Afin de lutter contre la surpopulation carcérale, il est impératif de construire de nouvelles prisons et réaménager celles existantes en respectant les standards internationaux. Et parce que la privation de liberté ne de doit pas rimer avec stagnation de la vie du détenu, l’Observatoire propose l’installation de centres d’alphabétisation et de formation professionnelle notamment aux métiers de la coiffure, de la couture et de la menuiserie.
A l’heure du développement des TIC, il est capital pour le ministère de dématérialiser le système judiciaire et de veiller à un recrutement de qualité pour les gardes pénitentiaires. A ce sujet, les récentes accusations de racket organisé par les gardes pénitentiaires notamment à la MACA (Maison d’arrêt et de correction d’Abidjan) viennent relancer le débat sur le professionnalisme des éléments recrutés pour la sécurité des lieux de détention.
« Les recommandations faites par cette organisation sont les bienvenues mais le ministre a pris de l’avance dans les initiatives. Ce que nous attendons c’est d’avoir des partenaires techniques et financiers pour se disposer véritablement à nous accompagner pour pouvoir aller loin.
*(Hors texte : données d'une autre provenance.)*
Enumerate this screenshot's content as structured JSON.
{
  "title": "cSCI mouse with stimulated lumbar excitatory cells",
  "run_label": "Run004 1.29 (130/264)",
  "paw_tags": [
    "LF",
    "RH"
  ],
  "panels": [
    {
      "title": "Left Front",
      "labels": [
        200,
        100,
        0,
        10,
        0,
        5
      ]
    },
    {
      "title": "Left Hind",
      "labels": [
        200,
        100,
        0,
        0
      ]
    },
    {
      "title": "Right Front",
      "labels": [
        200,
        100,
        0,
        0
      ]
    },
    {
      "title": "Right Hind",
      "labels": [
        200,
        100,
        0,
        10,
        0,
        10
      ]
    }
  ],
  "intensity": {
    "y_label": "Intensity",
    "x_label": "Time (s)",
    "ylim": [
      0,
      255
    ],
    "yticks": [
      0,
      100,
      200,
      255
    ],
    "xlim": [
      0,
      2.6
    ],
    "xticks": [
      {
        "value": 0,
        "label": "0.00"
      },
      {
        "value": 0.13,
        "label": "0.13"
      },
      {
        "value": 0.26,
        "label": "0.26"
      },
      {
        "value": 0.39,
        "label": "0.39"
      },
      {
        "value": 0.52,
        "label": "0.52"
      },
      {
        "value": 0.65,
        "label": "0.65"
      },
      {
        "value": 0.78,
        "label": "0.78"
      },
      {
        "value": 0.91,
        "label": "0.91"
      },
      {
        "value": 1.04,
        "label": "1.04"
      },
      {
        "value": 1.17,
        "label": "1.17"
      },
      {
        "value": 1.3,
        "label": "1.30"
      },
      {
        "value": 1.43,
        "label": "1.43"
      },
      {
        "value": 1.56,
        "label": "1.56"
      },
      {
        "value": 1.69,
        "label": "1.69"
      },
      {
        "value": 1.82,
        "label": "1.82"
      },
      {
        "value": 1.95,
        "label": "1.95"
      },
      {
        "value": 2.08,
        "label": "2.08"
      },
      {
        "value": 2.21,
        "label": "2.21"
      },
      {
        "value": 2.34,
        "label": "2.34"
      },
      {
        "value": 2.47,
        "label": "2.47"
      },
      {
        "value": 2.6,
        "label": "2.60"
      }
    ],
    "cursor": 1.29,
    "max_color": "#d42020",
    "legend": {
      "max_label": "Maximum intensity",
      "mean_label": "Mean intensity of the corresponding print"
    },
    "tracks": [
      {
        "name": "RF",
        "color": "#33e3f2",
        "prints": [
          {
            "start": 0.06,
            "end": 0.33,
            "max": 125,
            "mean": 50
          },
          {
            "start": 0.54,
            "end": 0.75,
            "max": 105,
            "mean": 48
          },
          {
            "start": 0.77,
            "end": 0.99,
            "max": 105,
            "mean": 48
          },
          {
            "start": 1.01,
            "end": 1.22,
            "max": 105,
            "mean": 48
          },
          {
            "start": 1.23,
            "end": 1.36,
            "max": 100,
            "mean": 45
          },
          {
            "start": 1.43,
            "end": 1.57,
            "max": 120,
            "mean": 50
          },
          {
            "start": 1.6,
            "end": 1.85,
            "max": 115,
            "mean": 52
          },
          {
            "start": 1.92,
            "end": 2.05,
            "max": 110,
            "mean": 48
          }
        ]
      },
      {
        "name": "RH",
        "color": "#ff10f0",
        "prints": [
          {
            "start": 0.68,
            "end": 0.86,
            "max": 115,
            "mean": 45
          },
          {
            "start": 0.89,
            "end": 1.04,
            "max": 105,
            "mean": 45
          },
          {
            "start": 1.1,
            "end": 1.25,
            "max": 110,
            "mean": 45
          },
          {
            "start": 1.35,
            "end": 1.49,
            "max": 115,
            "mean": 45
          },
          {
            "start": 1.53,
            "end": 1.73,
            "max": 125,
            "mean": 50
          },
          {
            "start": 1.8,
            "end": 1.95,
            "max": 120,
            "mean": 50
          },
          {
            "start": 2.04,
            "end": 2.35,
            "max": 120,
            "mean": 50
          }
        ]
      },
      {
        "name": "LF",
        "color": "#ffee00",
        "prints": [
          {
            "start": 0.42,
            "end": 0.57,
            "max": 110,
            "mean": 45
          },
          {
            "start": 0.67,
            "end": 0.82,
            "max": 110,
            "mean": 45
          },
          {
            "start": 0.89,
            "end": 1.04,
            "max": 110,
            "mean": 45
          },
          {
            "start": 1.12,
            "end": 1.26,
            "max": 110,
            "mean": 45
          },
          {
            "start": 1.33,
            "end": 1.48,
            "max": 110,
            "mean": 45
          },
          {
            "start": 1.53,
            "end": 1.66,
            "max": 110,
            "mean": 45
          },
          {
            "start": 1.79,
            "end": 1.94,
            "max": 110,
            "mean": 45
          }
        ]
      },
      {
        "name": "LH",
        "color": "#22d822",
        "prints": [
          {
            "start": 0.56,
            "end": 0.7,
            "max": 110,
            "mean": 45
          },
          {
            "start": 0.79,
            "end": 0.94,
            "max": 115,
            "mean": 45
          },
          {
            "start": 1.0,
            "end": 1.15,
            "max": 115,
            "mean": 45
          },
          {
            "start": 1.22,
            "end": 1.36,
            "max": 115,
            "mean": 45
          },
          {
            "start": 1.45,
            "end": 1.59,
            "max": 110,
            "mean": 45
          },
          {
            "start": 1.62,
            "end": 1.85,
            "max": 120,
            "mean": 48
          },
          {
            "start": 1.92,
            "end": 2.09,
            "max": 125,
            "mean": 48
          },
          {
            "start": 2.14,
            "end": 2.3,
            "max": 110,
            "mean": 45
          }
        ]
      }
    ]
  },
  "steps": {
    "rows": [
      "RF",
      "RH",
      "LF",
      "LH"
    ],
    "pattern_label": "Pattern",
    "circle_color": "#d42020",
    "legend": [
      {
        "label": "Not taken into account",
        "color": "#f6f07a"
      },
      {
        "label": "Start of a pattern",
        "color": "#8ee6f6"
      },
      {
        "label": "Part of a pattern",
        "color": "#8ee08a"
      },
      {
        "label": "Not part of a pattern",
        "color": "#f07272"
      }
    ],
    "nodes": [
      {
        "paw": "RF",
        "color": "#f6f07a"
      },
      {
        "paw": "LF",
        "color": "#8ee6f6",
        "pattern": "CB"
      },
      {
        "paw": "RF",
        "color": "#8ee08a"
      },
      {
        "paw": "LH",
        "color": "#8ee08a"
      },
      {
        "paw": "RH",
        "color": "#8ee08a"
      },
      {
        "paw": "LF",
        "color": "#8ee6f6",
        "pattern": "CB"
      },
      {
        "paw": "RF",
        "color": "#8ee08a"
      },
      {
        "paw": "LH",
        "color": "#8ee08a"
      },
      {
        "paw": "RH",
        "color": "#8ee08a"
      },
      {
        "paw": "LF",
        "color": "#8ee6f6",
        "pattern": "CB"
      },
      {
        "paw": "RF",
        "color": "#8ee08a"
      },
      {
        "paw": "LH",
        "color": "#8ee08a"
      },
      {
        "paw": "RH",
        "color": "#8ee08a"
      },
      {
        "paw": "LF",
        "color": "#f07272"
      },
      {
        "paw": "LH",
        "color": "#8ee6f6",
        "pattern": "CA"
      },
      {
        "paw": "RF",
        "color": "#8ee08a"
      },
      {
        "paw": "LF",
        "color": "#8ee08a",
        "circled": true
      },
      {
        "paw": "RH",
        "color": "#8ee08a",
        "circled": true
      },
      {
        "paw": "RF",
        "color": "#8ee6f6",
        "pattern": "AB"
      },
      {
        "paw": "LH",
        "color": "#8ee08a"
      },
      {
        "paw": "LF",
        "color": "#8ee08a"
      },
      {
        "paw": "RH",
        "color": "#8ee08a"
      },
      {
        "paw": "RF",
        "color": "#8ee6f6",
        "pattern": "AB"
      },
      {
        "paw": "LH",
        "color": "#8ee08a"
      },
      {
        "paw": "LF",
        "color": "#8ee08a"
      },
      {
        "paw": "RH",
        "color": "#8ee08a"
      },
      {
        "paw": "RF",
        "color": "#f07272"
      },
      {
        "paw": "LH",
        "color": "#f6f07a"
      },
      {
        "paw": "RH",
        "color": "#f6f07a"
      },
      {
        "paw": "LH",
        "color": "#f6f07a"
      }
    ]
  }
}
Tous ses problèmes que vous avez relevés sont des choses qui sont pour nous des préoccupations majeurs » a souligné N’Djoman De Achille s’adressant aux membres de l’OIDH.
Notons que l’Observatoire ivoirien des droits de l’homme s’est engagé depuis 2016 dans la lutte contre les violations qui surviennent au cours des arrestations, de la garde à vue et de la détention préventive. La première phase du projet qu’il a initié avec l’appui de la Open Society Initiative for West Africa s’est déroulée du 30 avril au 30 juin 2016.